I have a number of functions that perform updates on a number of large arrays in the same loop. Previously, I learned that this is often a good idea for performance. Now, I am facing another issue: I need a few variants of these functions that do the updates only slightly differently. Here is a generic example:
module SomeModule
# Some declarations and preallocations of variable arrays, 
# let's say the following arrays came out of this:
#   A, B, C, D, and E. 
# All have the same size.
function modify_arrays1!(A::T, B::T, C::S, D::T, E::T) where {
    T <: Array{Float64,2},
    S <: BitArray{2}
    }
    @inbounds @simd for i in eachindex(A)
        # Update A[i], B[i], C[i], D[i], and E[i] with some long (but
        #   simple) arithmetic and boolean checks between them.
    end
end
function modify_arrays2!(A::T, B::T, C::S, D::T, E::T) where {
    T <: Array{Float64,2},
    S <: BitArray{2}
    }
    @inbounds @simd for i in eachindex(A)
        # Same updates as in `modify_arrays1`, 
        #   but with a two-line difference, 
        #   out of, say, around 10 or 20.
    end
end
function modify_arrays3!(A::T, B::T, C::S, D::T) where {
    T <: Array{Float64,2},
    S <: BitArray{2}
    }
    @inbounds @simd for i in eachindex(A)
        # Still the same updates as in `modify_arrays1`, 
        #   but now E is absent from the process, leading
        #   to another 1 or 2 lines of difference in code, 
        #   out of, again, around 10 or 20.
    end
end
These functions have to be run many thousands of times as part of a bigger iteration process. Is it better to factor out the few different lines (which, by the way, still involves 2 or 3 of the input arrays) into their own functions (e.g. function few_lines(A, B, D) ... end), and call them from a unified modify_arrays! function (perhaps with E becoming an optional argument); OR to leave the functions as is with lots of duplicate lines between them?

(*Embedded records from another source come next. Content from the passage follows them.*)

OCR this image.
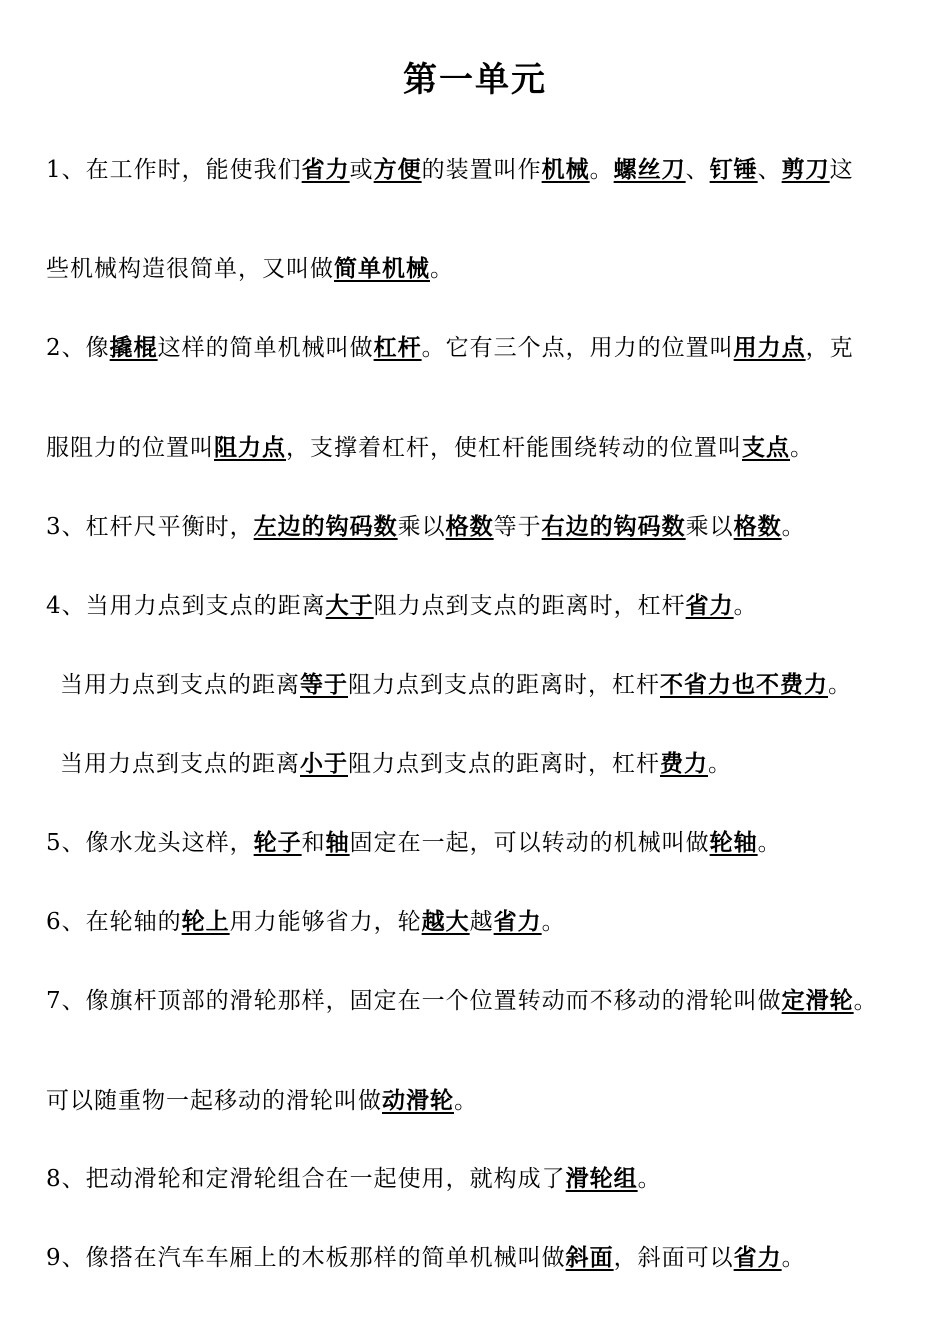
第一单元
1、在工作时，能使我们省力或方便的装置叫作机械。螺丝刀、钉锤、剪刀这
些机械构造很简单，又叫做简单机械。
2、像撬棍这样的简单机械叫做杠杆。它有三个点，用力的位置叫用力点，克
服阻力的位置叫阻力点，支撑着杠杆，使杠杆能围绕转动的位置叫支点。
3、杠杆尺平衡时，左边的钩码数乘以格数等于右边的钩码数乘以格数。
4、当用力点到支点的距离大于阻力点到支点的距离时，杠杆省力。
当用力点到支点的距离等于阻力点到支点的距离时，杠杆不省力也不费力。
当用力点到支点的距离小于阻力点到支点的距离时，杠杆费力。
5、像水龙头这样，轮子和轴固定在一起，可以转动的机械叫做轮轴。
6、在轮轴的轮上用力能够省力，轮越大越省力。
7、像旗杆顶部的滑轮那样，固定在一个位置转动而不移动的滑轮叫做定滑轮。
可以随重物一起移动的滑轮叫做动滑轮。
8、把动滑轮和定滑轮组合在一起使用，就构成了滑轮组。
9、像搭在汽车车厢上的木板那样的简单机械叫做斜面，斜面可以省力。
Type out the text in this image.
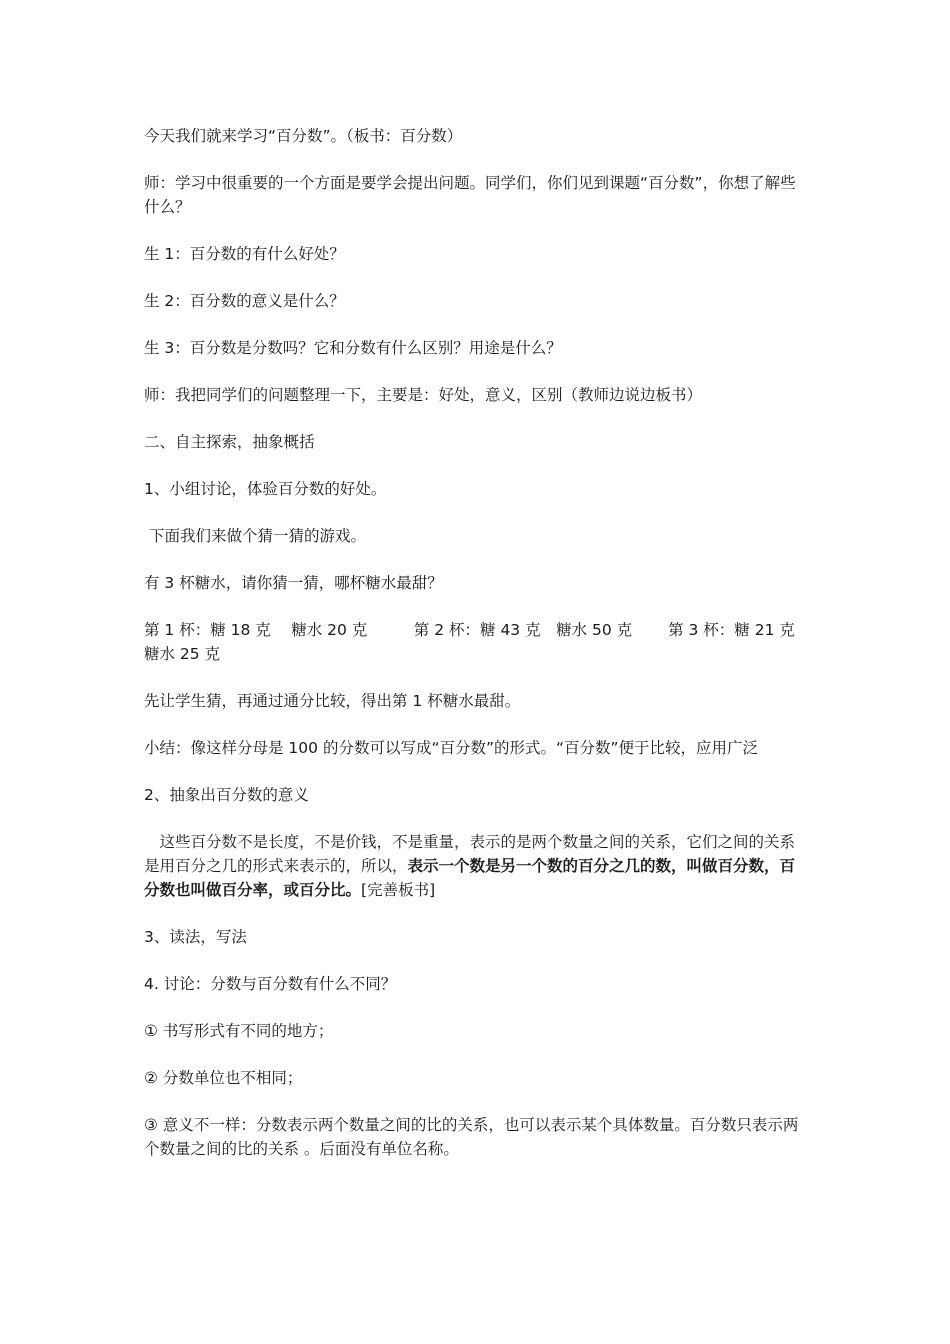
今天我们就来学习“百分数”。（板书：百分数）

师：学习中很重要的一个方面是要学会提出问题。同学们，你们见到课题“百分数”，你想了解些什么？

生 1：百分数的有什么好处？

生 2：百分数的意义是什么？

生 3：百分数是分数吗？它和分数有什么区别？用途是什么？

师：我把同学们的问题整理一下，主要是：好处，意义，区别（教师边说边板书）

二、自主探索，抽象概括

1、小组讨论，体验百分数的好处。

下面我们来做个猜一猜的游戏。

有 3 杯糖水，请你猜一猜，哪杯糖水最甜？

第 1 杯：糖 18 克　 糖水 20 克　　　第 2 杯：糖 43 克　糖水 50 克　　 第 3 杯：糖 21 克　糖水 25 克

先让学生猜，再通过通分比较，得出第 1 杯糖水最甜。

小结：像这样分母是 100 的分数可以写成“百分数”的形式。“百分数”便于比较，应用广泛

2、抽象出百分数的意义

　这些百分数不是长度，不是价钱，不是重量，表示的是两个数量之间的关系，它们之间的关系是用百分之几的形式来表示的，所以，表示一个数是另一个数的百分之几的数，叫做百分数，百分数也叫做百分率，或百分比。[完善板书]

3、读法，写法

4. 讨论：分数与百分数有什么不同？

① 书写形式有不同的地方；

② 分数单位也不相同；

③ 意义不一样：分数表示两个数量之间的比的关系，也可以表示某个具体数量。百分数只表示两个数量之间的比的关系 。后面没有单位名称。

Or, is the answer: “It depends”?
I have also tried declaring the different lines as expressions (Expr) and passing them as arguments to a unified modify_arrays! function, but it occasionally (after a few hundred successful iterations) give me an UndefVarError on some variable name I used in the expression, and I couldn’t figure out why. I was not yet able to find out at that point if it gave any performance (dis-)advantage.
(Side question: Is it better or worse, in terms of performance, to “combine” modify_arrays2! and modify_arrays3! to make use of multiple dispatch instead?)
Please kindly advise. Any additional side comments about other aspects of the generic example above will also be very welcomed! Thank you!